アストレオノクスの最奥にひそやかに佇む「継承の間」——王位の交代にのみ開かれるはずのその扉が、いま、わずかに揺れている。
カシエルはその前に立っていた。
深い黒衣の裾を風が撫でる。天穹に咲く星の気配は、かつて自分が纏っていたものよりも、遥かに遠く薄れている。
だが、それでいい。
——正統な王であるはずの男が、今や空席を作った。
星々が語るなら、これは“僥倖”と呼ばれるものだ。
「王の座が空白になるなど、何百年ぶりのことか」
声は、塔の石壁に吸い込まれた。返答はない。だがその代わりに、閉ざされたはずの結界が、まるで“呼応”するように波打った。
綻び——あの異物の痕跡だ。
見たことのない運命の裂け目。神の織物のほつれ。あれを感知した瞬間から、カシエルはすべてを悟っていた。

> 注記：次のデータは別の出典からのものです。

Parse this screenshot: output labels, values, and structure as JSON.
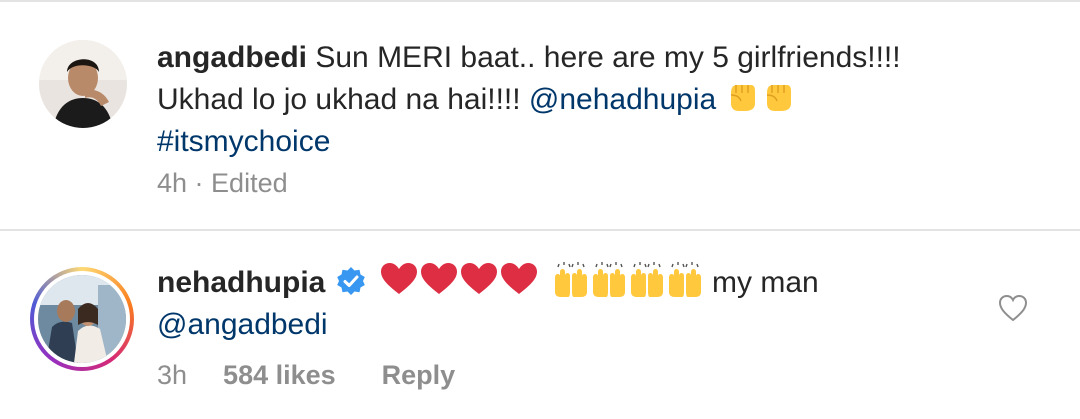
{
  "comments": [
    {
      "username": "angadbedi",
      "text_line1": " Sun MERI baat.. here are my 5 girlfriends!!!!",
      "text_line2_prefix": "Ukhad lo jo ukhad na hai!!!! ",
      "mention": "@nehadhupia",
      "emoji": "raised-fist-icon x2",
      "hashtag": "#itsmychoice",
      "time": "4h",
      "separator": " · ",
      "edited": "Edited"
    },
    {
      "username": "nehadhupia",
      "verified": true,
      "emoji_hearts": "red-heart-icon x4",
      "emoji_hands": "raising-hands-icon x4",
      "text": " my man",
      "mention": "@angadbedi",
      "time": "3h",
      "likes": "584 likes",
      "reply": "Reply"
    }
  ],
  "colors": {
    "text": "#262626",
    "link": "#00376b",
    "muted": "#8e8e8e",
    "verified": "#3897f0",
    "divider": "#e3e3e3"
  }
}
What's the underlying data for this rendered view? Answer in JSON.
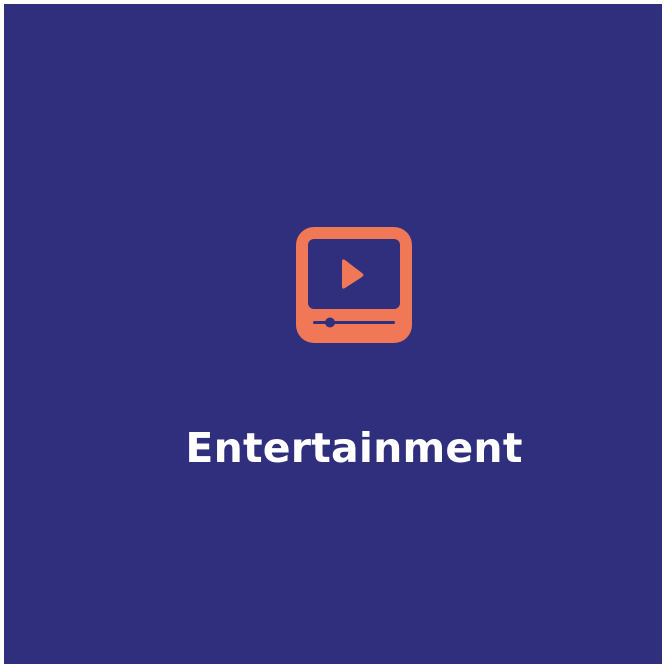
{
  "card": {
    "title": "Entertainment",
    "icon": "video-player-icon",
    "background_color": "#2f2f7e",
    "icon_color": "#f07856",
    "text_color": "#ffffff"
  }
}
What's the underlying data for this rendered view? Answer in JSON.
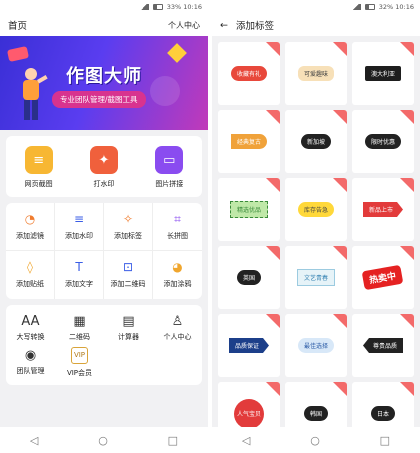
{
  "status": {
    "left": "",
    "right": "33% 10:16",
    "right2": "32% 10:16"
  },
  "left": {
    "header": {
      "title": "首页",
      "action": "个人中心"
    },
    "banner": {
      "title": "作图大师",
      "subtitle": "专业团队管理/截图工具"
    },
    "main_tools": [
      {
        "label": "网页截图",
        "icon": "screenshot-icon",
        "color": "#f7b733"
      },
      {
        "label": "打水印",
        "icon": "watermark-icon",
        "color": "#f0603c"
      },
      {
        "label": "图片拼接",
        "icon": "collage-icon",
        "color": "#8a4cf0"
      }
    ],
    "grid": [
      {
        "label": "添加滤镜",
        "icon": "filter-icon",
        "color": "#f07c2e"
      },
      {
        "label": "添加水印",
        "icon": "sliders-icon",
        "color": "#3a5de6"
      },
      {
        "label": "添加标签",
        "icon": "wand-icon",
        "color": "#f07c2e"
      },
      {
        "label": "长拼图",
        "icon": "crop-icon",
        "color": "#8a4cf0"
      },
      {
        "label": "添加贴纸",
        "icon": "drop-icon",
        "color": "#f0a62e"
      },
      {
        "label": "添加文字",
        "icon": "text-icon",
        "color": "#3a5de6"
      },
      {
        "label": "添加二维码",
        "icon": "qr-scan-icon",
        "color": "#3a5de6"
      },
      {
        "label": "添加涂鸦",
        "icon": "palette-icon",
        "color": "#f0a62e"
      }
    ],
    "more": [
      {
        "label": "大写转换",
        "glyph": "AA"
      },
      {
        "label": "二维码",
        "glyph": "▦"
      },
      {
        "label": "计算器",
        "glyph": "▤"
      },
      {
        "label": "个人中心",
        "glyph": "♙"
      },
      {
        "label": "团队管理",
        "glyph": "◉"
      },
      {
        "label": "VIP会员",
        "glyph": "VIP"
      }
    ]
  },
  "right": {
    "header": {
      "back": "←",
      "title": "添加标签"
    },
    "tags": [
      {
        "text": "收藏有礼",
        "bg": "#e8483b",
        "shape": "pill"
      },
      {
        "text": "可爱趣味",
        "bg": "#f7e0b8",
        "fg": "#444",
        "shape": "bunny"
      },
      {
        "text": "澳大利亚",
        "bg": "#1e1e1e",
        "shape": "flag"
      },
      {
        "text": "经典复古",
        "bg": "#f0a23a",
        "shape": "leaf"
      },
      {
        "text": "新加坡",
        "bg": "#222",
        "shape": "pill"
      },
      {
        "text": "限时优惠",
        "bg": "#222",
        "shape": "pill"
      },
      {
        "text": "精选优品",
        "bg": "#bfe8a8",
        "fg": "#3a8a3a",
        "shape": "stamp"
      },
      {
        "text": "库存告急",
        "bg": "#ffd83a",
        "fg": "#444",
        "shape": "pill"
      },
      {
        "text": "新品上市",
        "bg": "#e23b3b",
        "shape": "arrow"
      },
      {
        "text": "英国",
        "bg": "#222",
        "shape": "pill"
      },
      {
        "text": "文艺青春",
        "bg": "#e6f3f8",
        "fg": "#3a86b5",
        "shape": "ribbon"
      },
      {
        "text": "热卖中",
        "bg": "#e52222",
        "shape": "burst"
      },
      {
        "text": "品质保证",
        "bg": "#1c3f8a",
        "shape": "arrow"
      },
      {
        "text": "最佳选择",
        "bg": "#d8e8f8",
        "fg": "#2a5aa5",
        "shape": "pill"
      },
      {
        "text": "尊贵品质",
        "bg": "#222",
        "shape": "arrowleft"
      },
      {
        "text": "人气宝贝",
        "bg": "#e23b3b",
        "shape": "circle"
      },
      {
        "text": "韩国",
        "bg": "#222",
        "shape": "pill"
      },
      {
        "text": "日本",
        "bg": "#222",
        "shape": "pill"
      }
    ]
  },
  "nav": {
    "back": "◁",
    "home": "○",
    "recent": "□"
  }
}
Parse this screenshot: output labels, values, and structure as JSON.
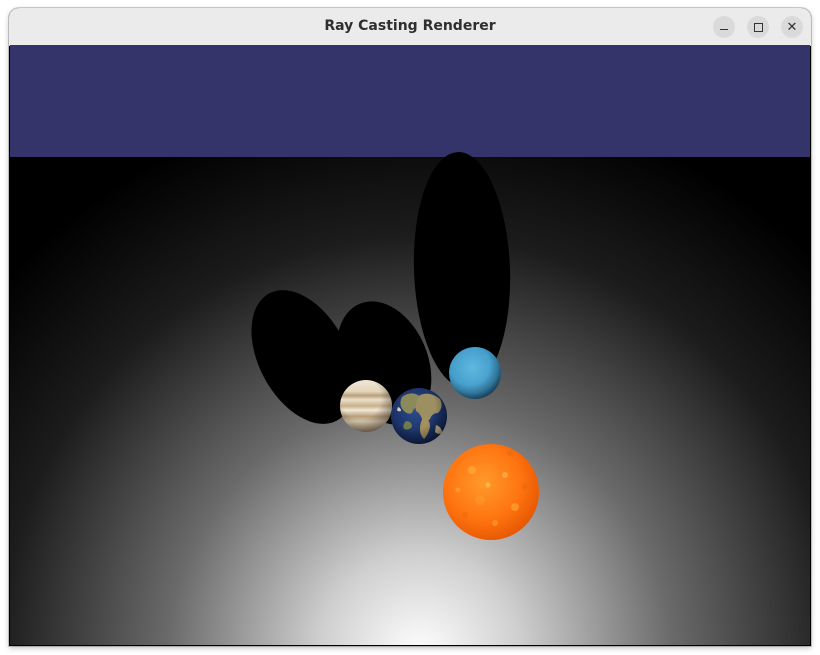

「神がほころぶ? 否……神ではない、異邦から来た誰か。いや、“何か”だな」
細く笑って、彼は一歩、結界の中へ踏み込む。
重層的に重ねられた封印陣が、綻びの呼吸に誘われるように、わずかに緩む。王ではない彼が、いまここに入れるなど、本来ならば有り得ない。
だがその“有り得なさ”を導いたのは、奏真。
カシエルは彼の名を知らない。ただ、未知なる歪みを作り出した「欠片」の存在を鋭く嗅ぎ取っていた。
やがて、間の中央——石台の上に、それはあった。
小さな、けれど極めて複雑な意匠の施された“鍵”。
星の軌跡と暦の螺旋、天文機械の歯車のような線が銀糸で精緻に織り込まれ、まるで宇宙の中心を象るかのように輝いている。
王の資格を得るには、星読の継承が必要だ。
だがこの鍵さえあれば、強制的に“座”を上書きできる。
力を、奪える。
「やはり……“王”という座は、掴む者のためにある」
カシエルの指が鍵に触れた瞬間、空間が震えた。
継承の間の結界が反転し、力の回路が切り替わる。
まるで、ドゥレイの名が帳から掻き消されるように。
星読の王を継ぐ資格。
それに繋がれた、星々の記憶、神話の系譜、予兆の全て。
それらを奪い、ねじ曲げ、新たな始まりを刻む準備が整った。
「これでようやく、俺の夜が明ける」
カシエルは振り返らない。
かつて追放された者が、ついに王を継ぐ時が来た。
そして同時に、世界の織物に、誰も知らぬ糸がまた一本——歪に重ねられようとしていた。